Data management (storage and organisation)
In order to keep research data secure, findable and readable, you, as a researcher, must carry out various activities. On the one hand, activities related to storing the data and, on the other hand, activities related to organising the data.
Data Storage and Access
When storing your data, you need to pay attention to things like backing up, accessing and transferring data and keeping data readable. All research data can be safely stored during the research using the Research Drive tool. By using Research Drive, data backup and access are already well organised from the start.
Research Drive
All research data can be saved during the research using the Research Drive tool. A project folder is created per research project in which you can create your own folder structure or make use of a recommended folder structure. Backup is well organised through our supplier SURFSara. We also have a support agreement with SURFSara and a processor agreement for the secure storage of personal data.

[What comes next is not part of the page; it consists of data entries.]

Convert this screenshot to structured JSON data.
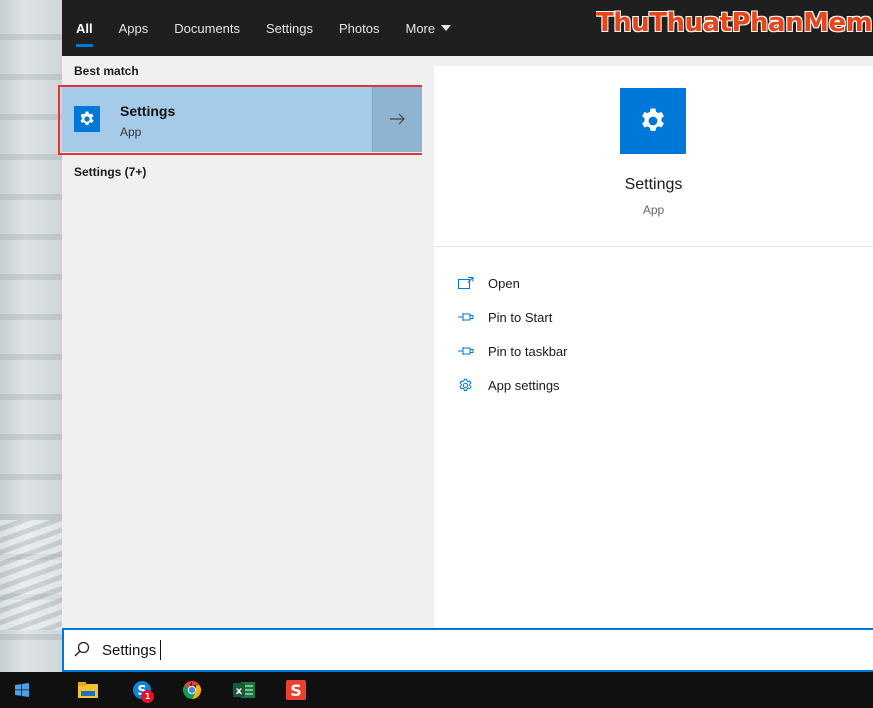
{
  "search_tabs": [
    {
      "label": "All",
      "active": true
    },
    {
      "label": "Apps",
      "active": false
    },
    {
      "label": "Documents",
      "active": false
    },
    {
      "label": "Settings",
      "active": false
    },
    {
      "label": "Photos",
      "active": false
    },
    {
      "label": "More",
      "active": false
    }
  ],
  "watermark": "ThuThuatPhanMem.vn",
  "results": {
    "best_match_label": "Best match",
    "best_match": {
      "title": "Settings",
      "subtitle": "App",
      "icon": "gear-icon"
    },
    "group_label": "Settings (7+)"
  },
  "preview": {
    "title": "Settings",
    "subtitle": "App",
    "icon": "gear-icon",
    "actions": [
      {
        "label": "Open",
        "icon": "open-window-icon"
      },
      {
        "label": "Pin to Start",
        "icon": "pin-icon"
      },
      {
        "label": "Pin to taskbar",
        "icon": "pin-icon"
      },
      {
        "label": "App settings",
        "icon": "gear-outline-icon"
      }
    ]
  },
  "search": {
    "value": "Settings",
    "icon": "search-icon"
  },
  "taskbar": {
    "items": [
      {
        "name": "start-button",
        "icon": "windows-logo-icon"
      },
      {
        "name": "file-explorer",
        "icon": "folder-icon"
      },
      {
        "name": "skype",
        "icon": "skype-icon",
        "badge": "1"
      },
      {
        "name": "chrome",
        "icon": "chrome-icon"
      },
      {
        "name": "excel",
        "icon": "excel-icon"
      },
      {
        "name": "wps",
        "icon": "s-app-icon"
      }
    ]
  },
  "colors": {
    "accent": "#0078d7",
    "selection": "#a6cbe8",
    "highlight_border": "#e2353a",
    "watermark": "#e7461a",
    "dark_bar": "#1f1f1f"
  }
}
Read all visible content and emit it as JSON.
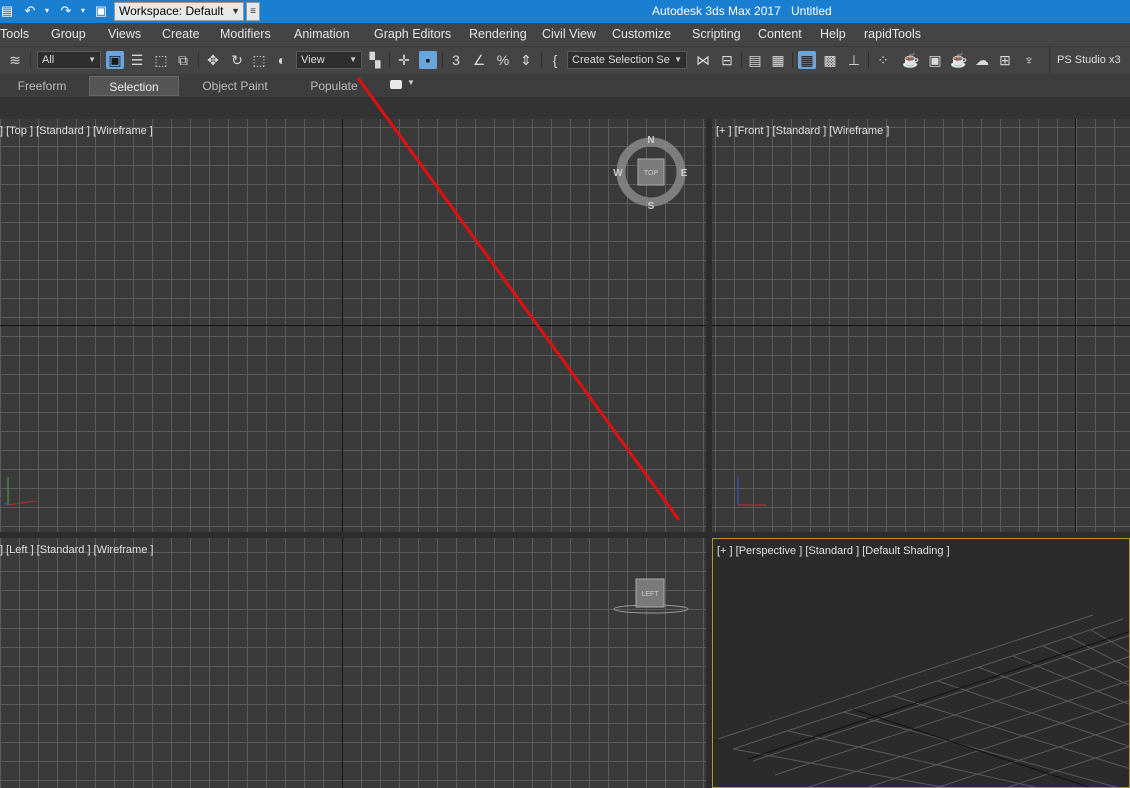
{
  "window": {
    "workspace_combo": "Workspace: Default",
    "app_title": "Autodesk 3ds Max 2017",
    "doc_title": "Untitled"
  },
  "menu": {
    "items": [
      "Tools",
      "Group",
      "Views",
      "Create",
      "Modifiers",
      "Animation",
      "Graph Editors",
      "Rendering",
      "Civil View",
      "Customize",
      "Scripting",
      "Content",
      "Help",
      "rapidTools"
    ]
  },
  "toolbar": {
    "filter_combo": "All",
    "ref_coord_combo": "View",
    "named_selection_combo": "Create Selection Se",
    "ps_studio": "PS Studio x3"
  },
  "ribbon": {
    "tabs": [
      "Freeform",
      "Selection",
      "Object Paint",
      "Populate"
    ],
    "active_tab": "Selection"
  },
  "viewports": {
    "top": "] [Top ] [Standard ] [Wireframe ]",
    "front": "[+ ] [Front ] [Standard ] [Wireframe ]",
    "left": "] [Left ] [Standard ] [Wireframe ]",
    "perspective": "[+ ] [Perspective ] [Standard ] [Default Shading ]"
  },
  "viewcube": {
    "top_face": "TOP",
    "left_face": "LEFT",
    "compass": [
      "N",
      "S",
      "W",
      "E"
    ]
  },
  "colors": {
    "titlebar": "#1b7fd1",
    "annotation_line": "#e01010",
    "active_viewport_border": "#b29436"
  }
}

A project folder in Research Drive can be requested via researchsupport@hhs.nl. You will be invited for an interview with the data steward who will also create a project folder. You will then receive an invitation to add your account details to Research Drive. Once you have accepted this, the functional administrator can make you owner of the project folder and the owner can then invite (research) staff to access Research Drive. These people can (after accepting the invitation) be given rights to the project folder or just some folders from the root folder. This is up to you, the owner, to decide.

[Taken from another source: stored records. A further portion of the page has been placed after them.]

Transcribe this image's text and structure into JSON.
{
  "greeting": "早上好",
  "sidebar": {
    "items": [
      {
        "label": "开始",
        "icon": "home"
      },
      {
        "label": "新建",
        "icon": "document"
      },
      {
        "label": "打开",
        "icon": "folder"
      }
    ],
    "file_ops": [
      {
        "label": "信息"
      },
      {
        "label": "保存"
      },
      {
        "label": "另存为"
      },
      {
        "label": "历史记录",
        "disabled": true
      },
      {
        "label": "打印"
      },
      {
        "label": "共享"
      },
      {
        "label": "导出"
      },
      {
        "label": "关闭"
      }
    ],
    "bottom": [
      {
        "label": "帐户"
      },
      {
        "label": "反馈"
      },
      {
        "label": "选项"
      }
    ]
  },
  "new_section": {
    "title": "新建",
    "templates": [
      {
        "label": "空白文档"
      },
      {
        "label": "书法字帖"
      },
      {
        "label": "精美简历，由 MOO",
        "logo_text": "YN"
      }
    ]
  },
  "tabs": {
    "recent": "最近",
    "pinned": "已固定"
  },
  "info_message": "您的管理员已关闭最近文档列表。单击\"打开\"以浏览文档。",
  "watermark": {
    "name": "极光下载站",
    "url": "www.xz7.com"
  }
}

The folder 'Test Project' in Research Drive contains some useful documents such as the Quick Guide Research Drive and the guide documentation and folder structure.
The shortcut to the tool can be found via this link, but is of course only accessible if you have registered your research with the functional manager.
Access
When organising access to your data during the course of your research, you should take into account the nature of the data. Personal or sensitive data require a higher level of security than anonymised or non-confidential data. When using data from an external party, you must comply with the specific restrictions (e.g. protected by intellectual property) that this data may have. Research Drive offers the possibility to set up settings and authorisations in a way that complies with these conditions and applicable legislation [link naar interne vertaalde pagina]. Periodically check that no unauthorised access takes place and verify who has access to which folders and files.
Questions related to data access:
- Who has access to the data?
- Who owns the data?
- How do you deal with possible terms of use of the data?
- Who is allowed to edit the data?
- Who controls the data?
- How do you ensure that the data remains accessible when you or other people leave the research?
Security Measures
Keep in mind that you can access your data securely via Research Drive from all the locations where you work. A decent firewall and reliable antivirus software are a must. Avoid using unsafe internet connections. Always lock your device when you walk away and never leave your device unattended/unprotected for long periods of time.
Handle passwords wisely. And apply encryption as an additional security measure. The Research Drive storage system uses encryption. If it is necessary to use your data outside Research Drive, apply encryption yourself using software such as VeraCrypt or Cryptomator. Sending your files by email is not safe. It is better to use the secure tool SURFfilesender, which also uses encryption. You log in with your THUAS account.
Consortium
When cooperating with other institutions or organisations, it will be necessary to consider jointly which institutions store which data in which format and who has access to which data. These agreements must be included in the (joint) data management plan but also laid down in writing in a consortium agreement. Periodically check that all parties continue to observe the procedures that have been agreed upon.
Organising Data
The time you invest in thinking about how to organise research data and the associated data and project documentation will pay off handsomely in the long run. It makes the data easier to find and understand. For yourself, for the researchers you work with and later for others who will reuse your data. It is therefore important to store the data in a consistent manner and to provide accurate documentation and metadata. Make sure your folders and files are clearly structured and use informative and meaningful file names.
File Names
As a researcher, you determine the strategy you want to follow when giving out file names. Different approaches are possible, but it is important to consider them carefully. A file name is in fact the most important element with which you can identify the file.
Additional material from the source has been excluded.